Wahr J A, Parks R, Boisvert D, Comunale M, Fabian J, Ramsay J, Mangano D T
Department of Anesthesiology, University of Michigan, Ann Arbor, USA.
JAMA. 1999 Jun 16;281(23):2203-10. doi: 10.1001/jama.281.23.2203.
Although potassium is critical for normal electrophysiology, the association between abnormal preoperative serum potassium level and perioperative adverse events such as arrhythmias has not been examined rigorously.
To determine the prevalence of abnormal preoperative serum potassium levels and whether such abnormal levels are associated with adverse perioperative events.
Prospective, observational, case-control study of data collected from 24 diverse US medical centers in a 2-year period from September 1, 1991, to September 1, 1993.
A total of 2402 patients (mean [SD] age, 65.1 [10.3] years; 24% female) undergoing elective coronary artery bypass grafting who were not enrolled in another protocol. The study population was identified using systematic sampling of every nth patient, in which n was based on expected total number of procedures at that center during the study period.
Intraoperative and postoperative arrhythmias, the need for cardiopulmonary resuscitation (CPR), cardiac death, and death due to any cause prior to discharge, by preoperative serum potassium level.
Perioperative arrhythmias occurred in 1290 (53.7%) of 2402 patients, with 238 patients (10.7%) having intraoperative arrhythmias, 329 (13.7%) having postoperative nonatrial arrhythmias, and 865 (36%) having postoperative atrial flutter or fibrillation. The incidence of adverse outcomes was 3.6% for death, 2.0% for cardiac death, and 3.5% for CPR. Serum potassium level less than 3.5 mmol/L was a predictor of serious perioperative arrhythmia (odds ratio [OR], 2.2; 95% confidence interval [CI], 1.2-4.0), intraoperative arrhythmia (OR, 2.0; 95% CI, 1.0-3.6), and postoperative atrial fibrillation/flutter (OR, 1.7; 95% CI, 1.0-2.7), and these relationships were unchanged after adjusting for confounders. The significant univariate association between increased need for CPR and serum potassium level less than 3.3 mmol/L (OR, 3.3; 95% CI, 1.2-9.5) and greater than 5.2 mmol/L (OR, 3.0; 95% CI, 1.1-8.7) became nonsignificant after adjusting for confounders.

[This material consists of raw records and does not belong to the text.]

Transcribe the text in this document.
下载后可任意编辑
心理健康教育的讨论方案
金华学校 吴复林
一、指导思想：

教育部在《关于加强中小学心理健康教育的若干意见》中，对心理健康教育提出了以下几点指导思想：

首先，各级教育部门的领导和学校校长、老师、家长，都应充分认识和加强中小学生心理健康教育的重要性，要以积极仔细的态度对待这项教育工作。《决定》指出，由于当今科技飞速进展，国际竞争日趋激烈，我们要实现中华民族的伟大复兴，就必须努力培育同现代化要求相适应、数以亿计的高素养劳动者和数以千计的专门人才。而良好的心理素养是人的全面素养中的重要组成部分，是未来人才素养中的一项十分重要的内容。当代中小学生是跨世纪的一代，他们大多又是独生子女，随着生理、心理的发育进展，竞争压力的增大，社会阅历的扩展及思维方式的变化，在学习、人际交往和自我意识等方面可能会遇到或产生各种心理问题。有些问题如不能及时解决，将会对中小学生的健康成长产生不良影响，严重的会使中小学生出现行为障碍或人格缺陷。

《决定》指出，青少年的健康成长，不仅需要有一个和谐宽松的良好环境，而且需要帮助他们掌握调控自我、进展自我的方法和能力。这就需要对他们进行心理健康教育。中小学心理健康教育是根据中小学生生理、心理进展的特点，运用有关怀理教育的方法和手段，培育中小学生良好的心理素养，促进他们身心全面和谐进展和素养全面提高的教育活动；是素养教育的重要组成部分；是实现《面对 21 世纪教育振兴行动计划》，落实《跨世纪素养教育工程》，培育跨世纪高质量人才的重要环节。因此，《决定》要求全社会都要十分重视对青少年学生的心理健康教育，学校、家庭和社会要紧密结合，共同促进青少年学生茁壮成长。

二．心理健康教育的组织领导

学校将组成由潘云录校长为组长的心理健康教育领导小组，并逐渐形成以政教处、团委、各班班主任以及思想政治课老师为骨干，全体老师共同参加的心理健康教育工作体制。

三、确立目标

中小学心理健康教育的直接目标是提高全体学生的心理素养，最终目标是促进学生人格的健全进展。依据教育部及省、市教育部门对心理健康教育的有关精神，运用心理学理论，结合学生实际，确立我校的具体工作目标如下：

Perioperative arrhythmia and the need for CPR increased as preoperative serum potassium level decreased below 3.5 mmol/L. Although interventional trials are required to determine whether preoperative intervention mitigates these adverse associations, preoperative repletion is low cost and low risk, and our data suggest that screening and repletion be considered in patients scheduled for cardiac surgery.
尽管钾对于正常的电生理功能至关重要,但术前血清钾水平异常与围手术期不良事件(如心律失常)之间的关联尚未得到严格研究。
确定术前血清钾水平异常的发生率,以及这种异常水平是否与围手术期不良事件相关。
1991年9月1日至1993年9月1日的两年期间,对美国24个不同医疗中心收集的数据进行前瞻性、观察性、病例对照研究。
共有2402例接受择期冠状动脉搭桥术的患者(平均[标准差]年龄为65.1[10.3]岁;24%为女性),且未参加其他方案。通过对每隔n例患者进行系统抽样来确定研究人群,其中n基于该中心在研究期间预期的手术总数。
根据术前血清钾水平,观察术中及术后心律失常、心肺复苏(CPR)需求、心源性死亡以及出院前任何原因导致的死亡情况。
2402例患者中有1290例(53.7%)发生围手术期心律失常,其中238例(10.7%)发生术中心律失常,329例(13.7%)发生术后非房性心律失常,865例(36%)发生术后心房扑动或颤动。不良结局的发生率为:死亡3.6%,心源性死亡2.0%,CPR 3.5%。血清钾水平低于3.5 mmol/L是严重围手术期心律失常(比值比[OR],2.2;95%置信区间[CI],1.2 - 4.0)、术中心律失常(OR,2.0;95% CI,1.0 - 3.6)和术后心房颤动/扑动(OR,1.7;95% CI,1.0 - 2.7)的预测因素,在调整混杂因素后这些关系不变。CPR需求增加与血清钾水平低于3.3 mmol/L(OR,3.3;95% CI,1.2 - 9.5)和高于5.2 mmol/L(OR,3.0;95% CI,1.1 - 8.7)之间的显著单因素关联在调整混杂因素后变得不显著。
随着术前血清钾水平降至3.5 mmol/L以下,围手术期心律失常和CPR需求增加。尽管需要进行干预性试验来确定术前干预是否能减轻这些不良关联,但术前补充钾成本低、风险低,我们的数据表明,对于计划进行心脏手术的患者应考虑进行筛查和补充。